A lesson in Healthcare Rationing
I love my cat, George. He is a great cat. A few days ago he began gagging and it went on through the night. By morning I was stepping on mini puddles of gooey slim throughout my house, Yuck.
I called the vet and they said bring him in. I have insurance with this veterinarian and office visits are no charge. So, I took him right in. Otherwise, I may have waited a few more hours just to feel certain it warranted the $50.00 expense.
After an examination the veterinarian began to list all the tests and X-rays she recommended. Even with my insurance it came to nearly $500; and that's just diagnostic work! I blanched, immediately thinking I should have waited to see if this was a passing thing. The vet waited for my answer. Within seconds I thought, I can charge $500 to my credit card (already thinking how I could pay it off over three months). Before my mouth and my heart went to auto pilot I asked myself what I would do if it were me. Here's what happened:
I asked, "If you do the X-rays what might you find?" She answered, "Some type of obstruction."
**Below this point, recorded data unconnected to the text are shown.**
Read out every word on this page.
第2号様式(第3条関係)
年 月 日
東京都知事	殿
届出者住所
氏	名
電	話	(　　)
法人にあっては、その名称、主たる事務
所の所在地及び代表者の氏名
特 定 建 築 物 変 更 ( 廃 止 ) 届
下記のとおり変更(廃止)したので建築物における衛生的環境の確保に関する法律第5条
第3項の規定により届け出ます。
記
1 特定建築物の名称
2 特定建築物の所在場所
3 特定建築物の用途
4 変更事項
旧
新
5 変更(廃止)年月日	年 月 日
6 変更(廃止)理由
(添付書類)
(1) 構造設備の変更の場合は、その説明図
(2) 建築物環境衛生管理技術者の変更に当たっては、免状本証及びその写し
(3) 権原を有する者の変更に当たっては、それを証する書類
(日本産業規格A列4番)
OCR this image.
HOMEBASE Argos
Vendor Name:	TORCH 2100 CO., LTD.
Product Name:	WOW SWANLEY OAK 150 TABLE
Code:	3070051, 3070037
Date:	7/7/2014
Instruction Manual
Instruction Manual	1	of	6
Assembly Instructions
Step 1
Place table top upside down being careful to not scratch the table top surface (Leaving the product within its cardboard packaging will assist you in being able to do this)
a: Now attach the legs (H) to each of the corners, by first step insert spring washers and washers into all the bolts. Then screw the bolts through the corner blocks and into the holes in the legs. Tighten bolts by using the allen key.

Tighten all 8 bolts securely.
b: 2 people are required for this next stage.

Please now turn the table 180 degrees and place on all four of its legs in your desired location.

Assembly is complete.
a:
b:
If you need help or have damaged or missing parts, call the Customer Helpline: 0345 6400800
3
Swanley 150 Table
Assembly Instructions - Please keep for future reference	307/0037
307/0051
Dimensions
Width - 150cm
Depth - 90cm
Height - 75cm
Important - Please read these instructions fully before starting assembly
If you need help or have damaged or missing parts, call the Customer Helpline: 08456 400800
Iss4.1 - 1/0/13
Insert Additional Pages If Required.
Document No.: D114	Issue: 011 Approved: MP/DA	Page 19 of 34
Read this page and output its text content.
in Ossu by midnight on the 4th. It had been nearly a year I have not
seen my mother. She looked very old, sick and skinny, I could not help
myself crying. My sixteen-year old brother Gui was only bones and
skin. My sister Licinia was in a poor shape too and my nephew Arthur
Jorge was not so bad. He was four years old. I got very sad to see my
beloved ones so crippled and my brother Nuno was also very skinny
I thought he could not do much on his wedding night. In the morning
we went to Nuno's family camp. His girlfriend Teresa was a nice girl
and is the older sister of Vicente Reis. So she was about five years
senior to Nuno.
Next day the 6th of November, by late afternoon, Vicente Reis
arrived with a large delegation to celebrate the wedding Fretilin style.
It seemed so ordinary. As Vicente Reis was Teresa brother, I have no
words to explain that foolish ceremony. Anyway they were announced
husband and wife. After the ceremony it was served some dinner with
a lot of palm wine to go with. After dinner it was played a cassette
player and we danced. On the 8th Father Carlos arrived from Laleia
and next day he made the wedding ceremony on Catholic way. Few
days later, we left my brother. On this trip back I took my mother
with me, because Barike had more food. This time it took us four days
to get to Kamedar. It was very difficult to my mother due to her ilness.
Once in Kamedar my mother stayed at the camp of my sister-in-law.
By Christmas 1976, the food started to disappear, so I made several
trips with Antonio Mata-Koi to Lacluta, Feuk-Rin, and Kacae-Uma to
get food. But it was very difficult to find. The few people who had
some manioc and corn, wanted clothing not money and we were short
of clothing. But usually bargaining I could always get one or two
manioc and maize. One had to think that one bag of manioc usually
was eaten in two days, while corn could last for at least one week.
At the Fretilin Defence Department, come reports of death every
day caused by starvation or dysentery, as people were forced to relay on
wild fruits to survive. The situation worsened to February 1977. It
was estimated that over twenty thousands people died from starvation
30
I noticed the line item, radiologist report and ask, "Can you read the X-rays?" She replied, "Yes, as long as there is nothing that raises questions beyond my expertise"
I asked, "What are you concerned about with the blood work?" She said, "Because George goes outside perhaps he has ingested some toxin. If so, we may need/want to flush his kidneys with an IV drip."
"How much is it to do the flush without the test?" She looked surprised but responded, "The test is $125. The IV treatment is $150."
After considering my position I said, "I respect you and your opinion; I just cannot afford to spend money unwisely. What if we take this one step at a time? I want you to do the X-ray and see if you can identify a problem. Then call me if you need a consult with a radiologist. Once an obstruction is ruled out, how do you feel about doing the IV flush of his kidneys without the test? Quite frankly, if that fixes the problem I don't need to spend $125 to know what the source."
She agreed to my rationing plan and called me later to go over a revised treatment plan.
The X-rays provided no evidence of obstruction or need for further evaluation. Rather than do a kidney flush she advised a hydration treatment, test for giardia (negative), a shot for nausea, and prescription for a medicinal coating for his stomach and intestines. Total cost to me $291.00. Twenty four hours later George was back to normal.
Did I handle this perfectly? As a single woman relying on a cat for companionship I likely took him to the vet sooner than a family with three kids living paycheck to paycheck. And, I know I was more frugal than many other pet owners. The lessons in this story are:
Whether it is a pet or a family member, available resources will determine available options.
Those services for which we do not have to pay directly will likely not be questioned.
Sharing responsibility in the decision making process provides an opportunity to optimize cost and benefits.
It's difficult to establish standards of care when resources are significantly different.